Seriously. I see weird people every day. I don't mean just weird, either. I mean weird. I've been pondering this and I think I've come to an Official Rationalization. Here we go...

  1. I live in the projects (in Chicago). Really. I live two blocks from the infamous Cabrini Green, and living near the biggest failed housing project ever really does something for the local social atmosphere. I live on the very edge of the projects, mind you, and that edge is opposite the edge of a wealthier part of town as well (in so many ways...). So I'm kind of trapped in this half-low-income half-yupped-out housing project. Of course, the low-income half is federally funded, and the yupped-half pays a higher price for their apartments (heh, units). I mean half only by number, not by physical space.
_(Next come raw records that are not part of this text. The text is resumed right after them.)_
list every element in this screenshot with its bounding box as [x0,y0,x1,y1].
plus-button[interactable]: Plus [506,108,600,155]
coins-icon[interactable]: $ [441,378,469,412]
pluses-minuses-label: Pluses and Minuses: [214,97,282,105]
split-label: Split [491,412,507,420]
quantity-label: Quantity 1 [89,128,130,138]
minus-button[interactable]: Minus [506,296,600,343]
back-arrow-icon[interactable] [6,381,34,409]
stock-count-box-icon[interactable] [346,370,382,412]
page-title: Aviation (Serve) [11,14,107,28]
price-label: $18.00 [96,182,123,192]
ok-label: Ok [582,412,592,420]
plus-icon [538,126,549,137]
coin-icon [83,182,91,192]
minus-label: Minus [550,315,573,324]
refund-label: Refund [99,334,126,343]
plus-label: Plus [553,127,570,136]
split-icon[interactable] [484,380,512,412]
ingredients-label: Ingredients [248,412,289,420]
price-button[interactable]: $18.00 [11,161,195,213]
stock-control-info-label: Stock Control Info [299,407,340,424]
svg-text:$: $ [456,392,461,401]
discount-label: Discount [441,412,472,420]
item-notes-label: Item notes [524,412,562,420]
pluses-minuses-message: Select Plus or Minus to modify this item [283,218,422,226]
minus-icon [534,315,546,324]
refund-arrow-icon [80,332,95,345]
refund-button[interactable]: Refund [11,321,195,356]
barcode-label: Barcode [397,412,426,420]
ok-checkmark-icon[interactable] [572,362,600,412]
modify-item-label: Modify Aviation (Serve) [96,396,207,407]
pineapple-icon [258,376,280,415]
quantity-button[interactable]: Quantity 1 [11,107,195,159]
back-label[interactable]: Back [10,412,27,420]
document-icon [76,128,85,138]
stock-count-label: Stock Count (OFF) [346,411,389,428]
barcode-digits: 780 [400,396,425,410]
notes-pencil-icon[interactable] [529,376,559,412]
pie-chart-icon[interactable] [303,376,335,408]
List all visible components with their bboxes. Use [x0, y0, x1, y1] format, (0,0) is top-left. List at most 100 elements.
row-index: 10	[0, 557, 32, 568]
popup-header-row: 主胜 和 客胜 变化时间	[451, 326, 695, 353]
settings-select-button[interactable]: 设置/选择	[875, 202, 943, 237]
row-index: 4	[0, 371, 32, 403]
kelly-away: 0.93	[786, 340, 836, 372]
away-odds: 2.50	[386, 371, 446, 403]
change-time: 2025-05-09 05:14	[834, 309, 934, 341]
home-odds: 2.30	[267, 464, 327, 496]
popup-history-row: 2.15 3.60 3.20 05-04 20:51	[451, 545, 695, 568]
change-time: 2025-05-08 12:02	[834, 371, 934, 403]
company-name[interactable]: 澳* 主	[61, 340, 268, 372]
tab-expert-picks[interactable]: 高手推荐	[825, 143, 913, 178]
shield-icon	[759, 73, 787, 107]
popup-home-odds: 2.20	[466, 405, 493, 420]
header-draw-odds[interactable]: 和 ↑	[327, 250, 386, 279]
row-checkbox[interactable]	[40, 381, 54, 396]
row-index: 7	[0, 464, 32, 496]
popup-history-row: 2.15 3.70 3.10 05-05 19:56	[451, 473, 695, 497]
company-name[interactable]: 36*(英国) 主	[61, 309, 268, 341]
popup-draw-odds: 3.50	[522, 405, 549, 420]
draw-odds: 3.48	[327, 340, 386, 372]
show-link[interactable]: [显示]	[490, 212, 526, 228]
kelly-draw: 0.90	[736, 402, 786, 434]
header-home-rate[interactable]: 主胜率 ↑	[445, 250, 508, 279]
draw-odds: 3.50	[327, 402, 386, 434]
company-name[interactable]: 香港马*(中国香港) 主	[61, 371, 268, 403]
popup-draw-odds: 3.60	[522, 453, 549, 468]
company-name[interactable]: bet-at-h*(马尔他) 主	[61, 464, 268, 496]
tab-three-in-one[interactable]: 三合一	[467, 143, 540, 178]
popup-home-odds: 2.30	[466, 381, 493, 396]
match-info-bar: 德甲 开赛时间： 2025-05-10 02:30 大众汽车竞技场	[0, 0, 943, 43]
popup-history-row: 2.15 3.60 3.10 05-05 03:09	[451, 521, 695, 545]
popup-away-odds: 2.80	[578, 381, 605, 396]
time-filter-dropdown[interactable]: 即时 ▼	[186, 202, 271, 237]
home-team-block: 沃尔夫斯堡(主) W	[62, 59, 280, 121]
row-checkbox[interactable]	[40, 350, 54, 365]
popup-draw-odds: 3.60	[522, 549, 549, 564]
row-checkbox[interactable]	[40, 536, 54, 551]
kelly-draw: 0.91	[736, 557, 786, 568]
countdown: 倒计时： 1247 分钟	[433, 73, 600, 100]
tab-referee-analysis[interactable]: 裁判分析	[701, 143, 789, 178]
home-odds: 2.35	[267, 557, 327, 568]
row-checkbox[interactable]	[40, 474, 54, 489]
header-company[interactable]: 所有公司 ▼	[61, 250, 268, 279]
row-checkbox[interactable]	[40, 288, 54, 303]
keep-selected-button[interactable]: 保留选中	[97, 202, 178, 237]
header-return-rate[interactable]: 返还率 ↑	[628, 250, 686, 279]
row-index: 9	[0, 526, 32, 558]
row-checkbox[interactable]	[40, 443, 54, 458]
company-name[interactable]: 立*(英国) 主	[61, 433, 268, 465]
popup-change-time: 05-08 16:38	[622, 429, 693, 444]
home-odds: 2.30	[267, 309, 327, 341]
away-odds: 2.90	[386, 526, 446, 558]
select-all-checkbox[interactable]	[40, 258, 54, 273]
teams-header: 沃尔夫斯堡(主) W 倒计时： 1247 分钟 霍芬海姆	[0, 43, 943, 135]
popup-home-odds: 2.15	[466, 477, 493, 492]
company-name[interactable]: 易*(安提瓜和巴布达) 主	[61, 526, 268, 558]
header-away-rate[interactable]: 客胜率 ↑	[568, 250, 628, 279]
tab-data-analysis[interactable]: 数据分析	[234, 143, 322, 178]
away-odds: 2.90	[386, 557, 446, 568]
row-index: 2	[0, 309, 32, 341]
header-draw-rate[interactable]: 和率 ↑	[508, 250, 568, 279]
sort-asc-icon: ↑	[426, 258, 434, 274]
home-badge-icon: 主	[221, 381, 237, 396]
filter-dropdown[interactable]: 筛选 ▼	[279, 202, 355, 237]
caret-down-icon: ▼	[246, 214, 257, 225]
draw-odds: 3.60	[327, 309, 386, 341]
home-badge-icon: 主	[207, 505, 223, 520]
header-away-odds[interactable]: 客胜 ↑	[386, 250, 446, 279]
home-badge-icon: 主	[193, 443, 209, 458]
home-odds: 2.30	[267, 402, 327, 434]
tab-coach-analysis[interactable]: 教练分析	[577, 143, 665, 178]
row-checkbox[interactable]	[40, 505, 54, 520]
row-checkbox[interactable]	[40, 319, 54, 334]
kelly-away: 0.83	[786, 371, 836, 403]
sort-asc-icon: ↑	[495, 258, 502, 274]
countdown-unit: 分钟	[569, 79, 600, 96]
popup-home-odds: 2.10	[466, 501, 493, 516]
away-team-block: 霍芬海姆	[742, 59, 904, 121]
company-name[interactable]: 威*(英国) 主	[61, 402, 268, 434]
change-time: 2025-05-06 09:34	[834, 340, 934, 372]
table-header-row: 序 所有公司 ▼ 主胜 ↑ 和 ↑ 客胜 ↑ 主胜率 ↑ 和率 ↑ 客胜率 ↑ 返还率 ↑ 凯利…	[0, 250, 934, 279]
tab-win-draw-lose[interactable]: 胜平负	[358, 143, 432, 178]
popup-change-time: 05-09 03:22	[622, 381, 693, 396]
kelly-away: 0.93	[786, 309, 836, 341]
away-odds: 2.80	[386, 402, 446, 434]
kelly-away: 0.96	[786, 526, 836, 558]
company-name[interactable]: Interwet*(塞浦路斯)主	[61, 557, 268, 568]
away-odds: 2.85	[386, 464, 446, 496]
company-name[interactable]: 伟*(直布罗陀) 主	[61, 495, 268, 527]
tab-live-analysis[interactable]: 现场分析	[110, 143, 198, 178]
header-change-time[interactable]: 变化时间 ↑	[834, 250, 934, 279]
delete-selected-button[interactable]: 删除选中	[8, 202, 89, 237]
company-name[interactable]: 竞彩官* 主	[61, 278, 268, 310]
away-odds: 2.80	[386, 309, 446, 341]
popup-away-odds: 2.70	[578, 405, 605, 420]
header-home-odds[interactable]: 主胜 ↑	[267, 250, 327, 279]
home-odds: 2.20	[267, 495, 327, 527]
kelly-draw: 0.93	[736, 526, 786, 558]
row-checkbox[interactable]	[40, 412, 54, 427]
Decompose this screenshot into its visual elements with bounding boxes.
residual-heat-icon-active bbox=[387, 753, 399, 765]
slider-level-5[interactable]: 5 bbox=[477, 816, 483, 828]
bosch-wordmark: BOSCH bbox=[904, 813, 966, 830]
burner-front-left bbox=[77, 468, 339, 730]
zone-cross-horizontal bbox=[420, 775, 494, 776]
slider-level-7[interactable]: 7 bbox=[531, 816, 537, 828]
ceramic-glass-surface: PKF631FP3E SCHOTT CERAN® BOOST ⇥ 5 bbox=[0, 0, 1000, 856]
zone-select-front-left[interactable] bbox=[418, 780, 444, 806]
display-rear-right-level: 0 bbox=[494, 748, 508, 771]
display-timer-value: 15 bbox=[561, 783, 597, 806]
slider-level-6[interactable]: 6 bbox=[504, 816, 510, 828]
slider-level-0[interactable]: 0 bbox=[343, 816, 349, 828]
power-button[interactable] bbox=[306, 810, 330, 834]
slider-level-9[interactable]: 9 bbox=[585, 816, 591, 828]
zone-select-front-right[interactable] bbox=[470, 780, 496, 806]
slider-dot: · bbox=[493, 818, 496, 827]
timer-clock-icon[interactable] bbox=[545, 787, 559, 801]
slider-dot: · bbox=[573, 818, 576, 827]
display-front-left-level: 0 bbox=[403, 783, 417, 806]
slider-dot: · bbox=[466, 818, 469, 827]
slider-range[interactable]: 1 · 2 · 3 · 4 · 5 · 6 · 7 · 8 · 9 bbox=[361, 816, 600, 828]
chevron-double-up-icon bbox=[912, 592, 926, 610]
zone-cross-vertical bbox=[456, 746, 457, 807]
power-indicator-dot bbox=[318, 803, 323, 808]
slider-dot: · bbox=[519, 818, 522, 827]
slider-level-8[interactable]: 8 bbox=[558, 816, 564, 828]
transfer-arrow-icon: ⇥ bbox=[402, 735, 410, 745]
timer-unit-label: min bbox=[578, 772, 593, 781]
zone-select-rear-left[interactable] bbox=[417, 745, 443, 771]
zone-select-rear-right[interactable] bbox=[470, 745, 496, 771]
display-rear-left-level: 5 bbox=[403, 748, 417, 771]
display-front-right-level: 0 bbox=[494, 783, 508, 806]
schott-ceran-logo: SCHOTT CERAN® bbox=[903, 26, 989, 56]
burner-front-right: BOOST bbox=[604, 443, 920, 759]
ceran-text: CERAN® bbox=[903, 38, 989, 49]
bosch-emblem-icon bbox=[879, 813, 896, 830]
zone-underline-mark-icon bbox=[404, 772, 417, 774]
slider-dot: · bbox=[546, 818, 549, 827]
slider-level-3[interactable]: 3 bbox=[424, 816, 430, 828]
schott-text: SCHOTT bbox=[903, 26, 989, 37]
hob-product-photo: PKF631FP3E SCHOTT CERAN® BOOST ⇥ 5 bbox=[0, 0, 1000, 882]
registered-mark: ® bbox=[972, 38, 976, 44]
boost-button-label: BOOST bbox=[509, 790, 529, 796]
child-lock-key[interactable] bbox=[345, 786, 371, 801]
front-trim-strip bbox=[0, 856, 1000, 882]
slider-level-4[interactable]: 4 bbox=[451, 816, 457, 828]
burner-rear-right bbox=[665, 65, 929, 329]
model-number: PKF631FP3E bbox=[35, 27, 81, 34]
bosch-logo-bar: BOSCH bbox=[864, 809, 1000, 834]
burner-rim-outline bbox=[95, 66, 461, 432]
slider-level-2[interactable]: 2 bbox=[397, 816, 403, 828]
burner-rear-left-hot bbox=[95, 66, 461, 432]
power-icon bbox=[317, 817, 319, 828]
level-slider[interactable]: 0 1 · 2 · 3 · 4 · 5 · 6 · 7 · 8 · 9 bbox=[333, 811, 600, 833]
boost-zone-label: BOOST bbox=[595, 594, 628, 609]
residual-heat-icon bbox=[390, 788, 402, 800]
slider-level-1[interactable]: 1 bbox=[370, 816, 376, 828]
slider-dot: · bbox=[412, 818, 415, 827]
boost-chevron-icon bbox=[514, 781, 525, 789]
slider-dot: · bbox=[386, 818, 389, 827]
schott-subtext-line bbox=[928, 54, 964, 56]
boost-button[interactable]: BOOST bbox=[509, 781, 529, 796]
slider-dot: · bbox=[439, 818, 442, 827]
    Having severely failed projects nearby means people from those projects are around; they work at the grocery stores and drive the buses, they wander the streets, they drive to work, they ask if anyone has a transfer for the bus they don't need, they are normal, they are not normal. The not normal people are the ones I see. They appear as couples YELLING at each other in the street; they appear as people walking very fast while looking straight up; they appear as late-night "business"folk, asking if you are looking for a "good time". Higher area concentration due to area-related social situations.

  2. Take the number of people in Taylorville (an average dirtbag town with some seriously fucked-up local politics). Now, from that random sample (12,000) find the number of freaks. I would say about 2,000. That's a bunch of freaks for a 3 mile wide town.

    I never saw many freaks in Taylorville; most that I did see were my best friends. You see, being a freak in Taylorville is much easier than being a freak in Chicago. Why? The degree of freakiness is more intense when spread among more people. Compared to the "normal" people of Taylorville, I am totally weird. However, when I moved to Chicago, I moved much farther down the weird scale towards "normal." This brings up to...

    ...the Normal/Freak ratio. Let's say there is a set ratio of normal to freaky people in any place that can be basically determined by population (I'm generalizing here; note the word rationalization). Ok. Population of "normal" Taylorville over estimated number of freaks determined solely by me: 6/1. Yeah. I don't remember the population of Chicago (rationalization). Let me go check...Population of Chicago in 1990 was 3,000,000. Ok, let's leave it at that. Chicago's number of freaks...500,000. Woo.

    Chicago's pretty big. But I do live in a hot area. Who knows?

  3. When it comes to the celestial handing out of luck, I was four MONTHS late. I got the leftovers that Willy Nelson forgot.